Back to our discussion on reverberation. Let us talk about reverberation as a large room
phenomena. What do we really have occurring in reverberation. We have a series of reflections
off the wall surfaces our stage and our seating area is a broad based area, there's a lot
of surface area here, so we have multiple reflections off the wall surfaces. So our
goal with reverberation is to try to get an equal distribution of all the energy within
a big room. Uniformly spread across the seating area. So reverberation is mainly a large room
phenomena, and it is frequency depending. At all frequencies we want all sound to sound
the same. So you know when you've been to large room auditoriums you have certain seats
that are good visually and certain seats that are good acoustically, the goal is trying
to find a balance there.

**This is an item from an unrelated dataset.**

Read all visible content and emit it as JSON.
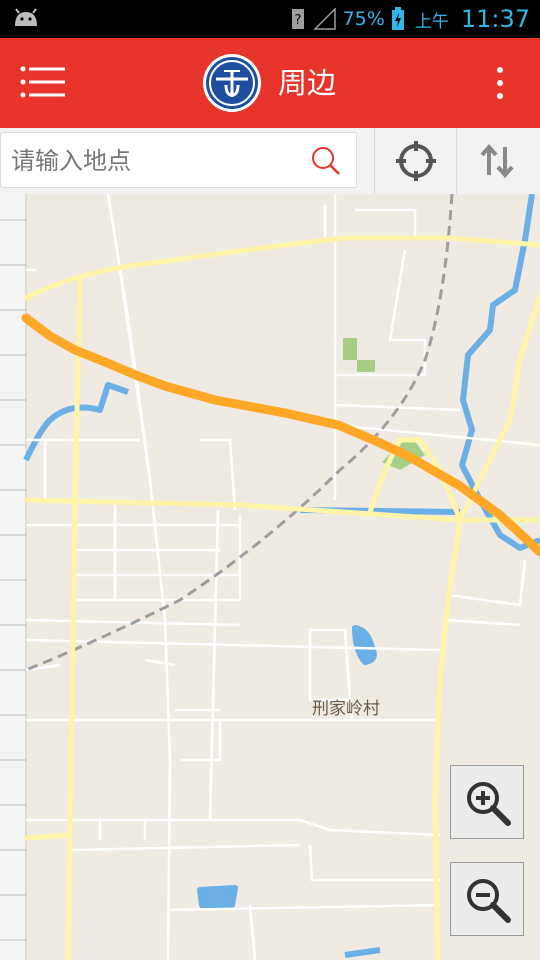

As engineers, what large room acoustic people try to do is get
a uniform chambray or reverberation coverage in all these seated areas in a large room
situation. So let us look into definition of reverberation. Really it is pressure decay
rate. It is a way of figuring once you interject pressure into the room, how long does it take
in a time domain for that energy to drop 60 db. And that'll give you a rate, an rat rate
at frequencies and octave bands. So it is a decay rate. It is a measure if you will
in more common language of how live or how hot the room is.

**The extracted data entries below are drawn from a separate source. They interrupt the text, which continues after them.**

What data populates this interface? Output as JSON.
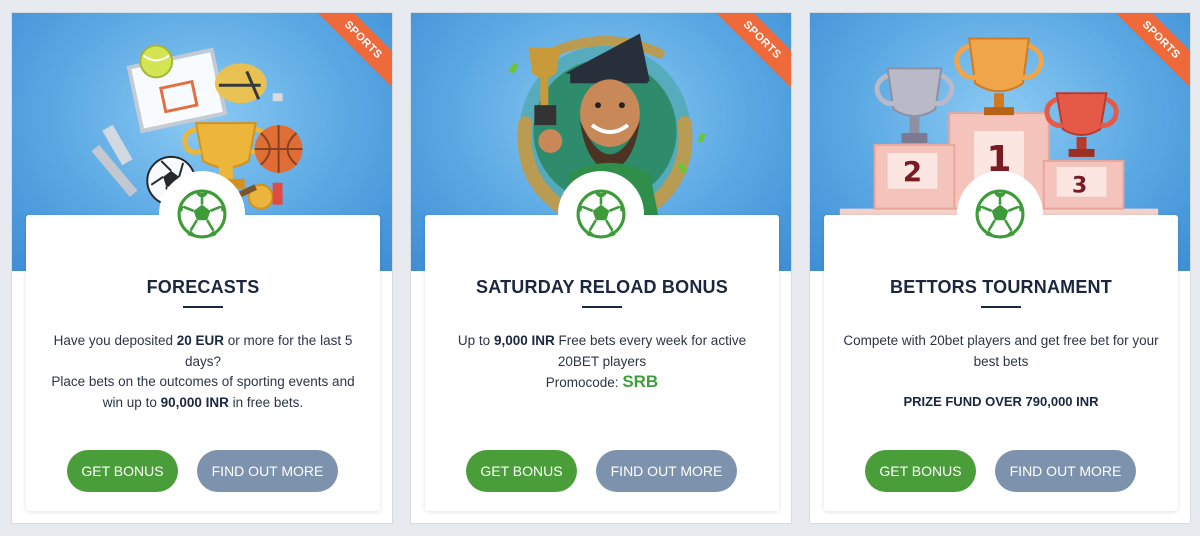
{
  "cards": [
    {
      "ribbon": "SPORTS",
      "title": "FORECASTS",
      "desc": {
        "t1": "Have you deposited ",
        "b1": "20 EUR",
        "t2": " or more for the last 5 days?",
        "t3": "Place bets on the outcomes of sporting events and win up to ",
        "b2": "90,000 INR",
        "t4": " in free bets."
      },
      "primary_label": "GET BONUS",
      "secondary_label": "FIND OUT MORE"
    },
    {
      "ribbon": "SPORTS",
      "title": "SATURDAY RELOAD BONUS",
      "desc": {
        "t1": "Up to ",
        "b1": "9,000 INR",
        "t2": " Free bets every week for active 20BET players",
        "promo_label": "Promocode: ",
        "promo_code": "SRB"
      },
      "primary_label": "GET BONUS",
      "secondary_label": "FIND OUT MORE"
    },
    {
      "ribbon": "SPORTS",
      "title": "BETTORS TOURNAMENT",
      "desc": {
        "t1": "Compete with 20bet players and get free bet for your best bets",
        "prize": "PRIZE FUND OVER 790,000 INR"
      },
      "primary_label": "GET BONUS",
      "secondary_label": "FIND OUT MORE"
    }
  ],
  "podium": {
    "first": "1",
    "second": "2",
    "third": "3"
  },
  "colors": {
    "accent_green": "#4a9e39",
    "button_grey": "#7d92ad",
    "ribbon_orange": "#ee6a3a",
    "title_navy": "#1b2640",
    "promo_green": "#3ea03a"
  },
  "icons": {
    "badge": "soccer-ball-icon",
    "art1": "sports-equipment-illustration",
    "art2": "pirate-with-trophy-illustration",
    "art3": "trophy-podium-illustration"
  }
}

So it is a time interval for the pressure to drop at least 60 db. And then we measure
it in each frequency and each octave band. So we introduce pressure into the room, shut
the energy source off, and do our measurements. Let us talk about the measurement of reverberation,
this is an issue that's tricky in small rooms. Because we usually have a left and a right
channel, a 2 channel system producing energy into the room. What does that do, it causes
lots of reflections off the boundary surfaces. So are we really getting an accurate reverberation
time in the room with this kind of setup. A better approach would be to energize the
room in the so called center part of the room, spread the energy out more evenly in the room,
and then you get a more accurate decay rate if you will at certain frequencies and certain
octave bands. So this is I think where some of the confusion lies because reverberation
is really a large room phenomena, but we do use it in small room measurements. Some people
say if it can be measured it has to be important. Well, maybe but it is really a large room
phenomena and it is applied to small rooms and I thin that's where people need to have
the understanding. In order to take an accurate reverberation time reading, we need to energize
the room equally so if we put our sound source or energy source in the middle of the room,
and radiate out, we get a more even energy distribution in the room, and thus a more
even rat 60 time. Let us talk about a little bit about the applicably
of rat 60 times in small rooms. Well, we have all head the expression, too dead, too live
as it pertains to reverberation times in room. So reverberation time does have some applicability
in small rooms even though it is a large room phenomena. When we use the term too dead,
that really means that our reverberation times in the room are less than 2 tenths of a second,
that's a general guideline that we use in small room acoustics. If it is greater than
.5 seconds, then it is a little too lively, or too hot sometimes is the expression, so
the normal range is you know, somewhere between 0.2 and 0.5 seconds of reverb time in your
small room environment for music. And that's usually the objective we're after here. We
did some large room measurements in a cathedral and it had 100 foot high ceilings and 200
foot walls and we had a 6 second reverberation time in some of the lower frequencies so you
could see it is a wide range of delays here that we are discussing but in most of our
listening rooms that we use for music we try to keep it between 0.2 and 0.5 seconds. A
lot of variability between those 2 numbers and everybody's tastes are a little different.
Some people like the fact that it is a little more lively, in critical listening rooms it
is a little more dead, thus where the term live and dead concept came out of. Depends
on usage and your personal choices. What reverberation times that you prefer but in small room acoustics
we like the 0.2 to 0.5 second range.